Jean-Paul Sartre, Cahiers pour une morale, Gallimard, pp. 320-321.

David Farreny, 14 déc. 2008
justifié

Très bonne journée, grâce à une exposition magnifique. Connaissez-vous Paul Klee, le peintre mi-allemand mi-suisse mort en 1940 ? Son œuvre poétique, séduisante au possible, connue partiellement, déjà m’enchantait, mais peu de ses tableaux émergeaient, les Allemands l’ayant interdit comme décadent.
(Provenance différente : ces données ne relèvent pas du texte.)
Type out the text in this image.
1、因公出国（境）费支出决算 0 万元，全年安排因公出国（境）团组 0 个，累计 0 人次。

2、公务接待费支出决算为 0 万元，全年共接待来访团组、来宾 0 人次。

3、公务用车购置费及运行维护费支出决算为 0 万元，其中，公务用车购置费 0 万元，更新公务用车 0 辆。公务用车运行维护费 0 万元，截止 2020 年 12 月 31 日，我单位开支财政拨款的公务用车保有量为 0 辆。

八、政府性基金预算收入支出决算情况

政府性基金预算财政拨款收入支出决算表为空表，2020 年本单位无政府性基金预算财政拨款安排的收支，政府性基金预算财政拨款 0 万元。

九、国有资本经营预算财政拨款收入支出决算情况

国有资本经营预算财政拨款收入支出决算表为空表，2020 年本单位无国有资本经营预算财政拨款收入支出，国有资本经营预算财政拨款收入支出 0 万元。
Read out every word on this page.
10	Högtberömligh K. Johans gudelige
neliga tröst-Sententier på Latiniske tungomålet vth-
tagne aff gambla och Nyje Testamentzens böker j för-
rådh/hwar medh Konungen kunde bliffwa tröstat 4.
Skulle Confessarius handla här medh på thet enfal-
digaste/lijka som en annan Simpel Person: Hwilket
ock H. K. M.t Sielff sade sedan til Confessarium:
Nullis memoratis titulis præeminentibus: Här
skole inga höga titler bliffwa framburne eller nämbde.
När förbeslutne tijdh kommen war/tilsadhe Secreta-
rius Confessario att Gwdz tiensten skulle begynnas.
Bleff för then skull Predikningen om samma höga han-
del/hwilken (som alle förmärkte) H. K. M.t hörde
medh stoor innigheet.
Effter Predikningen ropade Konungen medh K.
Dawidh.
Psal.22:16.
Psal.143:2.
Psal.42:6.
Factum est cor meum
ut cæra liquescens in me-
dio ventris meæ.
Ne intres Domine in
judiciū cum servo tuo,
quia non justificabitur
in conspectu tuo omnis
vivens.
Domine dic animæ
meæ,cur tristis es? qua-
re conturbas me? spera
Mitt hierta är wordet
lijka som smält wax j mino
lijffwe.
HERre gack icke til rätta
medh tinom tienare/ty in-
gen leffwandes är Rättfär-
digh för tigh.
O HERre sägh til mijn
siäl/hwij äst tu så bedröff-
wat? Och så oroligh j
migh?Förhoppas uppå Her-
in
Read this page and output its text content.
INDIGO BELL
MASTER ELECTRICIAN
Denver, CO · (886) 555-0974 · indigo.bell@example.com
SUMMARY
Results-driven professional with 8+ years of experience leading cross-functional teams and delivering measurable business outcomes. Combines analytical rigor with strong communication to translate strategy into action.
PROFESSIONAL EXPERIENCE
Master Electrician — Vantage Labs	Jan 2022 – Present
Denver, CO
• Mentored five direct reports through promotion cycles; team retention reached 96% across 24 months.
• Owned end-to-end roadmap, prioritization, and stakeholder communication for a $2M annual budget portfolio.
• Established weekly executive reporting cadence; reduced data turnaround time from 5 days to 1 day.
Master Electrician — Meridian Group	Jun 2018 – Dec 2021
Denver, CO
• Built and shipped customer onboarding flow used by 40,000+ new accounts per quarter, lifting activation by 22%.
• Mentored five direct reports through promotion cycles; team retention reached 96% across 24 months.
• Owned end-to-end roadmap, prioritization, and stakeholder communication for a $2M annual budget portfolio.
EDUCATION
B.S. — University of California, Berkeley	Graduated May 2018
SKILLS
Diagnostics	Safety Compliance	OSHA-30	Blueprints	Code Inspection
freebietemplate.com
Aujourd’hui on en exposait plus d’une centaine : l’ensemble d’une vie, la totalité d’un homme, une peinture riche de fantaisie, abstraite parfois, en tout cas très irréaliste. Eh bien quand à la sortie, on contemple la nuit réelle, on a un choc : oui, c’est bien ça. La même beauté, le même humour, la même tristesse et la même joie éclatent dans les lumières rouges ou vertes de la nuit réelle que dans l’irréalisme des toiles aux merveilleuses couleurs. Je me sens bien ce soir. N’est-ce pas un critère valable pour juger la littérature ou l’art, ce pouvoir qu’ils détiennent de vous faire vous sentir profondément justifié ? Vos livres possèdent cette qualité précieuse et c’est ce qu’on demande à un homme ou à une femme également, n’est-ce pas ? D’inspirer ce simple sentiment : ça vaut la peine que le monde existe si des événements pareils y surviennent : ce tableau, ce livre, cet amour, ce sourire.

Simone de Beauvoir, « samedi 28 février 1948 », Lettres à Nelson Algren, Gallimard, pp. 272-273.
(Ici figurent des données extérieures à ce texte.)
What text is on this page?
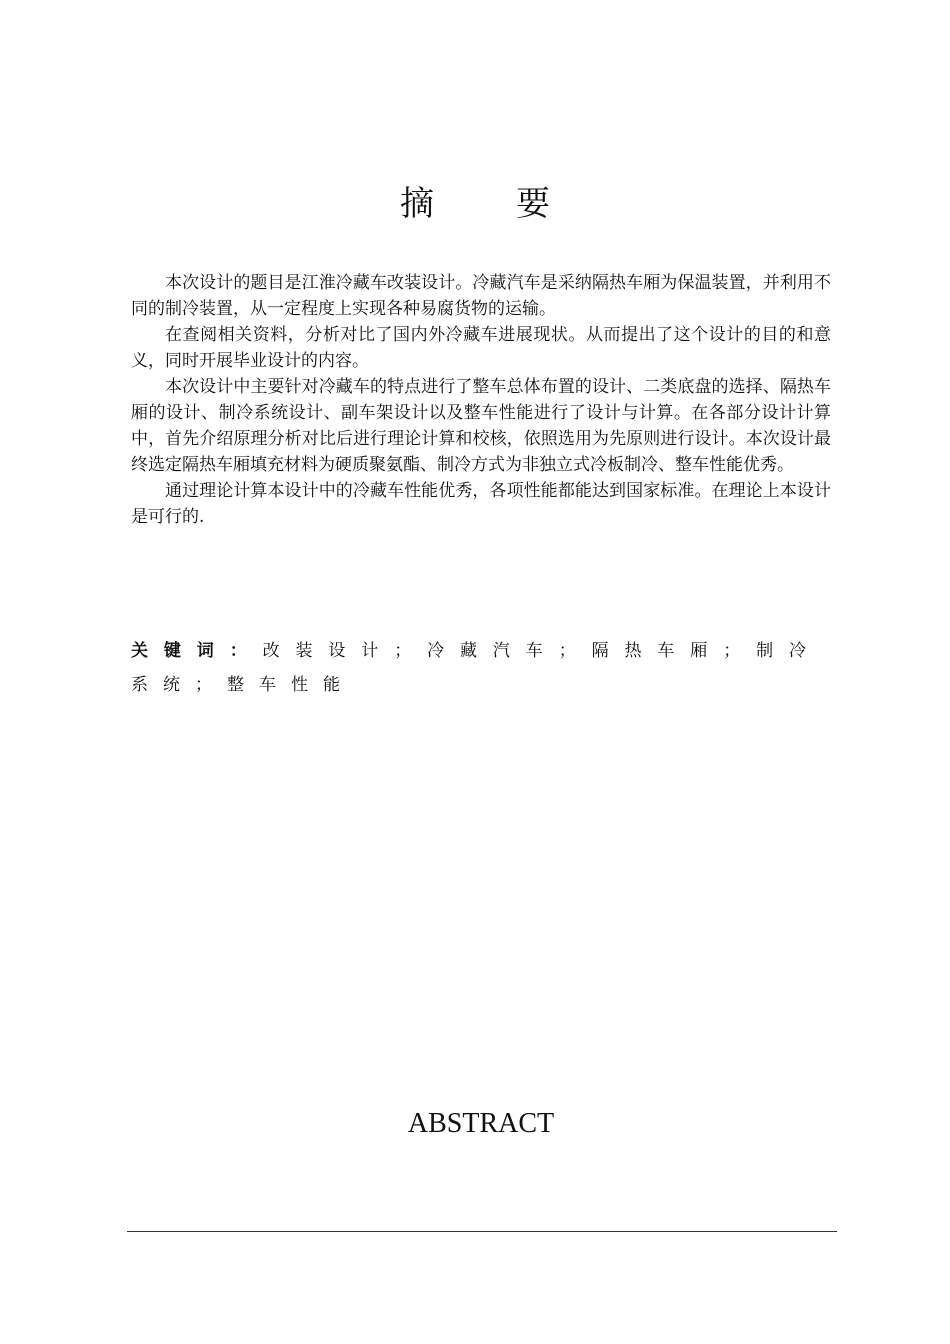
摘 要

本次设计的题目是江淮冷藏车改装设计。冷藏汽车是采纳隔热车厢为保温装置，并利用不同的制冷装置，从一定程度上实现各种易腐货物的运输。

在查阅相关资料，分析对比了国内外冷藏车进展现状。从而提出了这个设计的目的和意义，同时开展毕业设计的内容。

本次设计中主要针对冷藏车的特点进行了整车总体布置的设计、二类底盘的选择、隔热车厢的设计、制冷系统设计、副车架设计以及整车性能进行了设计与计算。在各部分设计计算中，首先介绍原理分析对比后进行理论计算和校核，依照选用为先原则进行设计。本次设计最终选定隔热车厢填充材料为硬质聚氨酯、制冷方式为非独立式冷板制冷、整车性能优秀。

通过理论计算本设计中的冷藏车性能优秀，各项性能都能达到国家标准。在理论上本设计是可行的.

关键词：改装设计；冷藏汽车；隔热车厢；制冷系统；整车性能
ABSTRACT
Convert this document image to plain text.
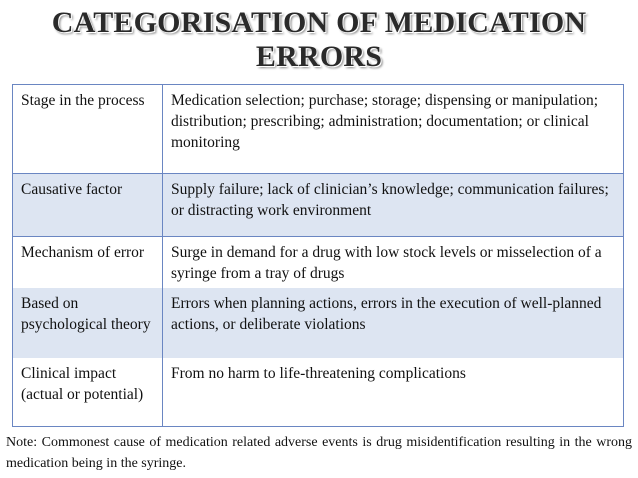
CATEGORISATION OF MEDICATION
ERRORS
Stage in the process	Medication selection; purchase; storage; dispensing or manipulation; distribution; prescribing; administration; documentation; or clinical monitoring
Causative factor	Supply failure; lack of clinician’s knowledge; communication failures; or distracting work environment
Mechanism of error	Surge in demand for a drug with low stock levels or misselection of a syringe from a tray of drugs
Based on psychological theory	Errors when planning actions, errors in the execution of well-planned actions, or deliberate violations
Clinical impact (actual or potential)	From no harm to life-threatening complications
Note: Commonest cause of medication related adverse events is drug misidentification resulting in the wrong medication being in the syringe.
Élisabeth Mazeron, 26 août 2009
cou

La conversion de malfaiteurs avant leur exécution peut être comparée à une espèce de gavage : on les engraisse spirituellement et, afin qu’ils ne rechutent plus, on leur coupe ensuite le cou.

Georg Christoph Lichtenberg, Le miroir de l’âme, Corti, p. 183.

David Farreny, 5 déc. 2014
doctrines

Dans le dernier lustre des années 1970, le milieu intellectuel français se coiffait de phénoménologie, de structuralisme, de marxisme, de psychanalyse. C’était aussi la mode des retours à – retour à Nietzsche, à Marx, à Freud, à Heidegger. On glosait et on s’entre-glosait doctement sur la mort du sujet, le signifiant et le signifié, le fascisme de la langue, la déconstruction, les machines désirantes, le Dasein, l’objet « a », que sais-je encore. On avait la manie de la théorie – y compris dans les marges de l’intelligentsia universitaire où se formulait une grandiloquente critique de la « société spectaculaire-marchande ». Par-delà leurs différences et leurs différends, ces doctrines s’accordaient sur un point : endormir l’honnête homme – dans les deux sens du terme. Rédigées avec le scrupuleux souci de l’obscurité afin qu’on y vît une complexité, elles n’avaient sur moi qu’un effet soporifique, mais sur d’autres un effet bluffant. En son temps où sévissait déjà un ésotérisme scolastique, Montaigne notait que « la difficulté » est une « monnaie que les savants emploient, comme les joueurs de passe-passe, pour ne pas découvrir la vanité de leur art » et de laquelle « l’humaine bêtise se paye aisément ».

Frédéric Schiffter, « La métaphysique dévastée (Sur Cioran) », Le charme des penseurs tristes, Flammarion.